Zwischen Genuss und Enttäuschung: Mlinarevic verlässt Zürichs Ramen-Bar

Zürichs Hype-Ramen-Bar hat das Interesse vieler geweckt, doch die Nachricht von Nenad Mlinarevics erneutem Ausstieg wirft Fragen auf. Was bleibt von diesem kulinarischen Abenteuer?

Sophie Lange13. Juni 20261 Min. Lesezeit

In Zürich sorgt die Nachricht über den erneuten Ausstieg von Nenad Mlinarevic aus der angesagten Ramen-Bar für Aufregung.
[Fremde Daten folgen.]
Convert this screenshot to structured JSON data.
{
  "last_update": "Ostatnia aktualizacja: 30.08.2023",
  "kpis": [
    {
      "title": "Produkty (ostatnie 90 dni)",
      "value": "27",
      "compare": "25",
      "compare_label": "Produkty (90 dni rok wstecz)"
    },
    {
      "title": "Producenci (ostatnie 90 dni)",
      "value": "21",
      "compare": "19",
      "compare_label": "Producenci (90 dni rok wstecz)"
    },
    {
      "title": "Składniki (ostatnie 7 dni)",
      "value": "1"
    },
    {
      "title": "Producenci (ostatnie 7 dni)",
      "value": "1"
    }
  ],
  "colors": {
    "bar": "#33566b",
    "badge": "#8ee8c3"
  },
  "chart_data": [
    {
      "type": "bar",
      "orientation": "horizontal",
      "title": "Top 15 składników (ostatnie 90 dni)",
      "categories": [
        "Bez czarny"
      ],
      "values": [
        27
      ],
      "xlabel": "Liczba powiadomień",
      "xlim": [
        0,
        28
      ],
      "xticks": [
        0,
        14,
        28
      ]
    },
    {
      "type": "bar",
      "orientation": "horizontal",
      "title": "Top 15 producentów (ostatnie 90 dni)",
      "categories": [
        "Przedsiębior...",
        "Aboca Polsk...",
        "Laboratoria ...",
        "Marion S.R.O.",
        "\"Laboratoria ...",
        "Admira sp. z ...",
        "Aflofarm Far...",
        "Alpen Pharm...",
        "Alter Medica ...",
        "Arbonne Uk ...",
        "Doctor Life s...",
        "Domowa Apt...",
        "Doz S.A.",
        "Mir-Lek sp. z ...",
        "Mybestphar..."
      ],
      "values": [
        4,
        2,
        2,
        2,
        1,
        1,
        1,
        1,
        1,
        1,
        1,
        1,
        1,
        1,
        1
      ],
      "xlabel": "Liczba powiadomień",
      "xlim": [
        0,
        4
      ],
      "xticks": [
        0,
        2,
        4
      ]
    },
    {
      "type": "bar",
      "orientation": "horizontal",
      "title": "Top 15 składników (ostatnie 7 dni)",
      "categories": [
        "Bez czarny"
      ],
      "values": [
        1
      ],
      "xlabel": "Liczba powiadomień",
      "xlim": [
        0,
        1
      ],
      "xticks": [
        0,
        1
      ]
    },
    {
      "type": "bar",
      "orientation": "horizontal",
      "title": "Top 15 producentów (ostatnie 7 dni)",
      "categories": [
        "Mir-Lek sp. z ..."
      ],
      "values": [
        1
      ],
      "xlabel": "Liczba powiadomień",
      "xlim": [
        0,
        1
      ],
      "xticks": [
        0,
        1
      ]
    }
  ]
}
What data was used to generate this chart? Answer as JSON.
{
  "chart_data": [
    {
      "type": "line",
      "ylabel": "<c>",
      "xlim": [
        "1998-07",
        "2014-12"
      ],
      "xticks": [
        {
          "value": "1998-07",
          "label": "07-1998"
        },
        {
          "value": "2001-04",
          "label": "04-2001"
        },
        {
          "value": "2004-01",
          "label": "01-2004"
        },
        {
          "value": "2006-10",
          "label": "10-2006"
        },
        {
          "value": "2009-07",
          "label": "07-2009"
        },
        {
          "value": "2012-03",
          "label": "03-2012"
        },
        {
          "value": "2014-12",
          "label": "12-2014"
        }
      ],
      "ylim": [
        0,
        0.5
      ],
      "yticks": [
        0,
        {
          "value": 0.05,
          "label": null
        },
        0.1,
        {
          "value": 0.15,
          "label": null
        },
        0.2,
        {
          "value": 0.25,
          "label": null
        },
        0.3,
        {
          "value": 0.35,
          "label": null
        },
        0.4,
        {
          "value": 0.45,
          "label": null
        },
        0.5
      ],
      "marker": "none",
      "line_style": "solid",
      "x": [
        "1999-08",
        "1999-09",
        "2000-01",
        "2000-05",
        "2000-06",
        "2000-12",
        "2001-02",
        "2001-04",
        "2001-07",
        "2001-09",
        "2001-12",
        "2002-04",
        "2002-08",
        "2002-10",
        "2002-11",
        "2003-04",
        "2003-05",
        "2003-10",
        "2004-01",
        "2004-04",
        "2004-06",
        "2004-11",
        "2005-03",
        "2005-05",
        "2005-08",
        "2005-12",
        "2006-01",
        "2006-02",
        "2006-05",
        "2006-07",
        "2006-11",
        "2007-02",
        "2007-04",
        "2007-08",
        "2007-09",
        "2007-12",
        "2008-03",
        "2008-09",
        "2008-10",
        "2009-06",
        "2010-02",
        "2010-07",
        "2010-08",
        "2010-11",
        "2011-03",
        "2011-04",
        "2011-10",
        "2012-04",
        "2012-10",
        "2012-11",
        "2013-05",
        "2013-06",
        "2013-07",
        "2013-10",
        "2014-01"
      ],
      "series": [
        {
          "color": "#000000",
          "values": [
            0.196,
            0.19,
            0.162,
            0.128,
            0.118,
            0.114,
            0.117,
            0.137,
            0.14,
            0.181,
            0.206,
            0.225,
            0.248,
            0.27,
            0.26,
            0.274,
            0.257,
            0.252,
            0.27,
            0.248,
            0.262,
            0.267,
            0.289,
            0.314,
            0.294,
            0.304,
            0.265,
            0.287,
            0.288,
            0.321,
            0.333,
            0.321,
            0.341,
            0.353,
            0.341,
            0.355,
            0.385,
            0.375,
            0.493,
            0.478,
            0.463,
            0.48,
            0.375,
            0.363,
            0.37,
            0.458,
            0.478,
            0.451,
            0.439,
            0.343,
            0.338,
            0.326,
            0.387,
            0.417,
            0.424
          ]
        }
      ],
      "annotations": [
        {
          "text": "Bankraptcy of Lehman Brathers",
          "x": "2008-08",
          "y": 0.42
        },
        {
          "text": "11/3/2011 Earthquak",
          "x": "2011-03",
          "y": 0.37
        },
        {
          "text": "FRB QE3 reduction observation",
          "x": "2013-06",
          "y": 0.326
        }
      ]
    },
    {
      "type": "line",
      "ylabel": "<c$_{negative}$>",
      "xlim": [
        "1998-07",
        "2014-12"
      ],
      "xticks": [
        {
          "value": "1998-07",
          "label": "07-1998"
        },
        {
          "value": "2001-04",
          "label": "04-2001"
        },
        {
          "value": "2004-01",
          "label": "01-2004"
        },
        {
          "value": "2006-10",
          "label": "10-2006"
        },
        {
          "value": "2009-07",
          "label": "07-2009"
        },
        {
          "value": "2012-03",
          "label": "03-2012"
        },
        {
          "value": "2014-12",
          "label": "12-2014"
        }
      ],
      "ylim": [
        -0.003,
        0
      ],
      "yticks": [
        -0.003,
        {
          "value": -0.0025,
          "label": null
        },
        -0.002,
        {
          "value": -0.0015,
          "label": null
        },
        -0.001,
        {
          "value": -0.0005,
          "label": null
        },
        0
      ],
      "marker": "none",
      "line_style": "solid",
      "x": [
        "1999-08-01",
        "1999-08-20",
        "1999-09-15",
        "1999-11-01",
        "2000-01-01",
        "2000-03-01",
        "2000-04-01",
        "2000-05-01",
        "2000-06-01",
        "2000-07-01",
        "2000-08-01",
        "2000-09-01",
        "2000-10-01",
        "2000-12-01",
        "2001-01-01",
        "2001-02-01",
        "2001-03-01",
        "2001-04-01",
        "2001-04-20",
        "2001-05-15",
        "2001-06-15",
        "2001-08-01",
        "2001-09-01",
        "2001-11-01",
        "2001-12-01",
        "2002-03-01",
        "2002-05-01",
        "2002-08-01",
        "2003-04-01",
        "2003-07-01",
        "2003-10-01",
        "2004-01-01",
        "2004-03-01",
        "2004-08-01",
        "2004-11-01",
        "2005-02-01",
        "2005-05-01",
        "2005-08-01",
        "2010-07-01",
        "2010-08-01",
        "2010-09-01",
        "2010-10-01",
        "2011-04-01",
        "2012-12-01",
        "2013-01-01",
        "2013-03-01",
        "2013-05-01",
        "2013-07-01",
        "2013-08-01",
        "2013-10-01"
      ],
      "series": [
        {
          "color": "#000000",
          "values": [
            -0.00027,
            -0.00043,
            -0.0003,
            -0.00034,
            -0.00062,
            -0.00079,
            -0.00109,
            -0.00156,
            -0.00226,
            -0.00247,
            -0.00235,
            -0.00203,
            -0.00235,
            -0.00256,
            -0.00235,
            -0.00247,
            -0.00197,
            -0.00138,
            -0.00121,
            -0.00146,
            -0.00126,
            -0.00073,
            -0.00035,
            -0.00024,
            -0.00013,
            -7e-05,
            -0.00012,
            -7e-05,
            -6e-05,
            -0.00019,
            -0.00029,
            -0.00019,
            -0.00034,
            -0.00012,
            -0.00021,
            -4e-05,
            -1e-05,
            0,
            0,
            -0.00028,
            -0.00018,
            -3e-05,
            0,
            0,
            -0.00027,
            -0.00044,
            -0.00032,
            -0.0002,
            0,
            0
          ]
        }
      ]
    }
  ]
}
Die Bar, die in kürzester Zeit mit ihrem innovativen Konzept und kreativen Gerichten zahlreiche Feinschmecker angezogen hat, scheint sich nun in einer unsicheren Lage zu befinden. Ist der Hype um diese gastronomische Einrichtung nur von kurzer Dauer?

Mlinarevic, der sich zuvor mit Michelin-Sternen und seinem Anspruch an Qualität einen Namen gemacht hat, zieht sich erneut zurück. War sein Einfluss auf die Ramen-Bar tatsächlich so prägend, oder bleibt der Erfolg nun in den Händen der nächsten Generation von Köchen und Gastronomen? Fragen über die Zukunft der Bar und das nachhaltige Interesse der Gäste drängen sich auf. Man kann sich fragen, ob der Zauber des Anfangs verblasst ist oder ob es noch Hoffnung auf eine neue kulinarische Wende gibt. Die Antwort bleibt abzuwarten, während sich die gastronomische Szene in Zürich weiterentwickelt.